Get Ready for Middle and High School Reading
Is your middle school student ready for the demands of high school reading? Here are the tools she'll need to succeed.
In elementary school, teachers focus on teaching basic reading skills as students progress from learning to read to reading to learn. As they advance through middle school and beyond, students need to develop more sophisticated reading skills that include interpreting, analyzing and discussing texts. But just when many students reach the point where they need instruction in these skills, teachers are concentrating on course content rather than reading skills. Here are the skills your child will need to succeed and advice for how to help.
Moving Up From Basic Reading Skills
Middle and high school students move from class to class, and the skills required differ, depending on the subject. Science, social studies and English each have their own vocabulary and structure, and students must move from the basic skills of sounding out words and understanding plot to reading longer and more complex texts that require gathering, analyzing, interpreting and responding to information. According to "Why the Crisis in Adolescent Literacy Demands a National Response," a report from the Alliance for Excellent Education: "To succeed in high school and beyond, students must become chameleons, able to adapt to a range of academic contexts, each of which requires its own set of literacy skills."
A Literacy Crisis
While most of the emphasis in classrooms across the country has been on making sure all students learn to read by third grade, national tests reveal a literacy crisis at the middle and high school levels. According to the National Assessment of Educational Progress (NAEP), more than two-thirds of all eighth-graders read below grade level and half of those students score below the most basic level. There are more than 6 million students in middle and high school classified as struggling readers.
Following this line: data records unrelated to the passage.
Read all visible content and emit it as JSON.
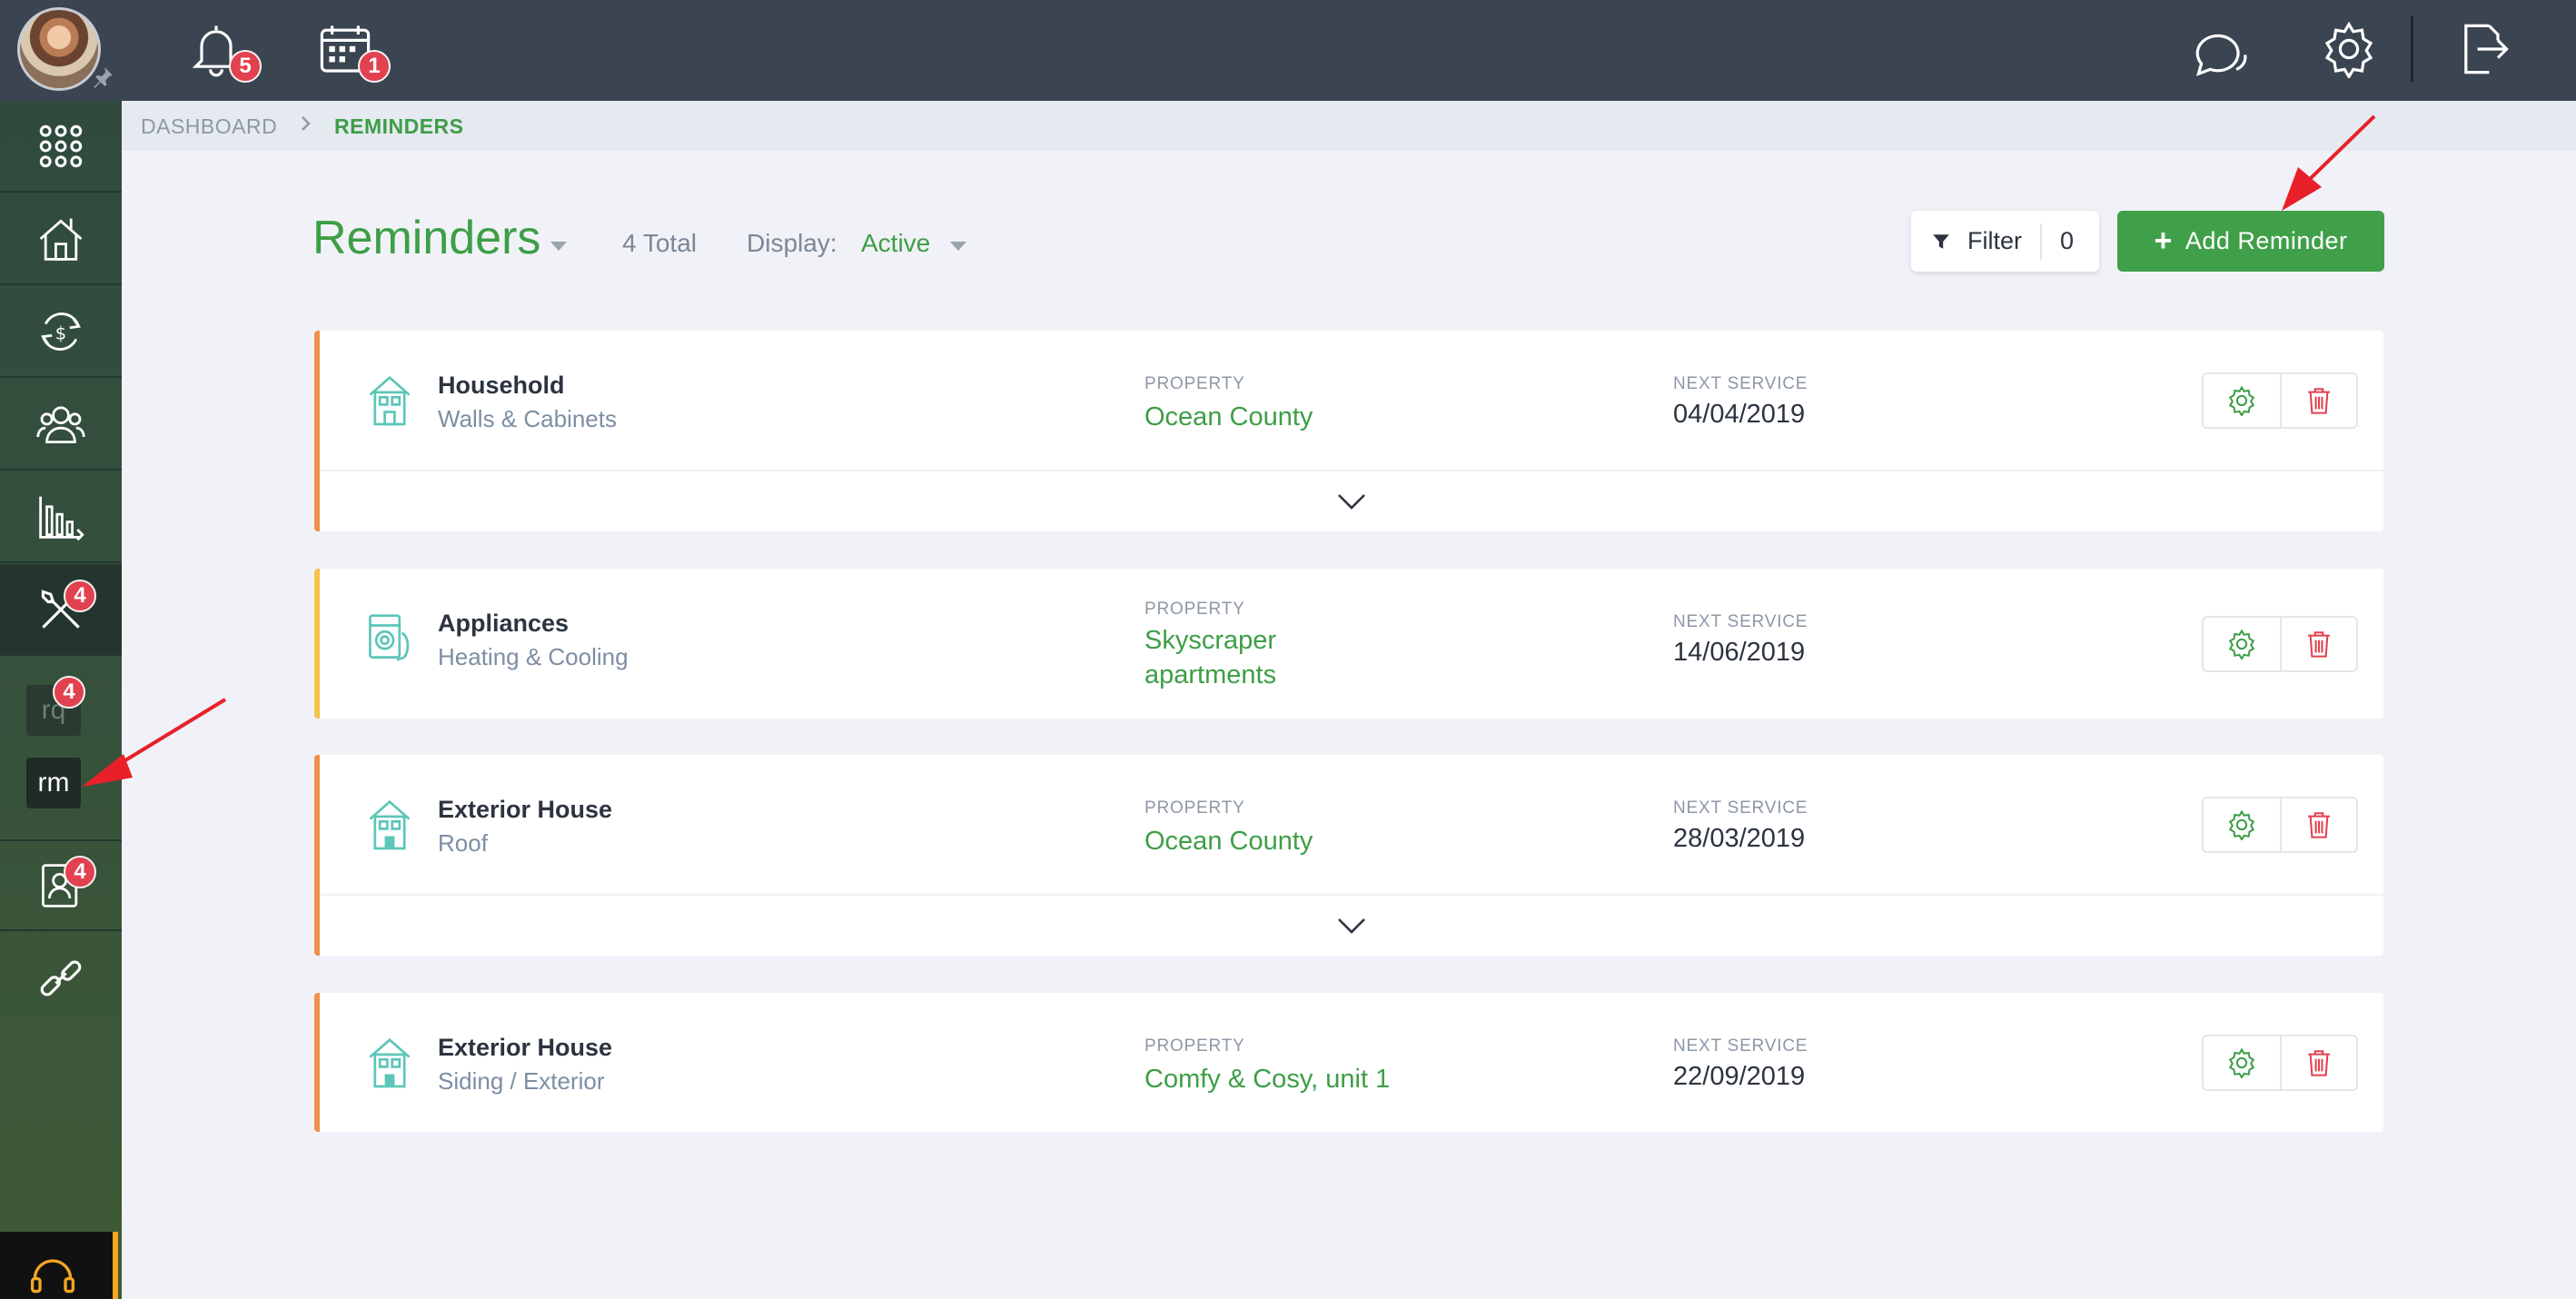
{
  "topbar": {
    "notifications_badge": "5",
    "calendar_badge": "1"
  },
  "sidebar": {
    "maintenance_badge": "4",
    "rq_label": "rq",
    "rq_badge": "4",
    "rm_label": "rm",
    "tenants_badge": "4"
  },
  "breadcrumb": {
    "home": "DASHBOARD",
    "current": "REMINDERS"
  },
  "header": {
    "title": "Reminders",
    "total": "4 Total",
    "display_label": "Display:",
    "display_value": "Active",
    "filter_label": "Filter",
    "filter_count": "0",
    "add_label": "Add Reminder",
    "add_plus": "+"
  },
  "labels": {
    "property": "PROPERTY",
    "next_service": "NEXT SERVICE"
  },
  "reminders": [
    {
      "title": "Household",
      "subtitle": "Walls & Cabinets",
      "property": "Ocean County",
      "next_service": "04/04/2019",
      "accent": "#f0904a"
    },
    {
      "title": "Appliances",
      "subtitle": "Heating & Cooling",
      "property": "Skyscraper apartments",
      "next_service": "14/06/2019",
      "accent": "#f6c34a"
    },
    {
      "title": "Exterior House",
      "subtitle": "Roof",
      "property": "Ocean County",
      "next_service": "28/03/2019",
      "accent": "#f0904a"
    },
    {
      "title": "Exterior House",
      "subtitle": "Siding / Exterior",
      "property": "Comfy & Cosy, unit 1",
      "next_service": "22/09/2019",
      "accent": "#f0904a"
    }
  ],
  "colors": {
    "brand_green": "#3d9e46",
    "topbar": "#3b4451",
    "badge": "#e2414f",
    "arrow": "#e8202a"
  }
}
Lacking basic reading skills, many of them are at a high risk of becoming high school dropouts.
While most of the emphasis in classrooms across the country has been on making sure all students learn to read by third grade, national tests reveal a literacy crisis at the middle and high school levels. According to the National Assessment of Educational Progress (NAEP), more than two-thirds of all eighth-graders read below grade level and half of those students score below the most basic level. There are more than 6 million students in middle and high school classified as struggling readers. Lacking basic reading skills, many of them are at a high risk of becoming high school dropouts.
Middle-Schoolers Need to Learn Reading Skills, Too
These frightening statistics have led educators to realize that teaching reading doesn't end at third grade. They have a two-fold task: making sure all students achieve the basics of reading but also making sure students go beyond the basics to learn complex reading skills.
These frightening statistics have led educators to realize that teaching reading doesn't end at third grade. They have a two-fold task: making sure all students achieve the basics of reading but also making sure students go beyond the basics to learn complex reading skills.
At the higher school levels, teachers may feel pressure to cover a certain amount of the curriculum in their content area and may not feel it is their responsibility to teach reading skills. But students who are not developing complex reading skills may find it difficult or impossible to understand the subjects they are studying. Middle and high school administrators who are concerned about addressing this problem are putting programs into place that include after-school tutoring, literacy coaching and reading skills instruction for teachers.
If you suspect your middle school student is having trouble with reading, ask her to summarize a chapter or tell you in her own words about what she just read. If she has difficulty, don't delay in seeking help from a teacher or counselor, and find out what support your school or community offers for struggling readers.
What Reading Skills Do Middle and High School Students Need to Learn?
As students move through middle and high school, they put aside basic readers and stories and move on to more difficult, content-rich materials including novels, plays, textbooks, laboratory manuals and technical texts. In science classes, students must learn how to read and write laboratory reports, while in history classes they must interpret historical documents and understand biographical information.
"They move from understanding plot when they start out in sixth grade to character development and on to 'motifs' in high school," says Lance Balla, a high school English teacher for 15 years in Bellevue, WA, and consultant for the Educational Testing Service (ETS) and the College Board. "They move from understanding the story in middle school to understanding the author's vision in high school. For example, a ninth-grader might read Romeo and Juliet and learn about it as a love story, and concentrate on the characters. In later years in high school they might look at what was Shakespeare's vision of love and how do you agree or disagree with his vision, how is Shakespeare's vision of love different from another author's? They might look at a concept and how different texts address it, for example, the idea of justice in Crime and Punishment vs. Hamlet."
In the upper grades, reading skills and content knowledge become intertwined. Students must develop sophisticated reading and writing skills along the way in order to fully understand the content of their courses. They must learn to use cues from the text such as tables, diagrams and questions at the end of the chapter. They must learn to predict what they might learn from a given text and connect what they've read to what they've already learned.
Teachers and parents can help by guiding students as they review vocabulary related to a given text, encouraging them to have a dictionary or encyclopedia close by to look up unfamiliar terms, and helping them engage with the text, take good notes and summarize the main points of the reading.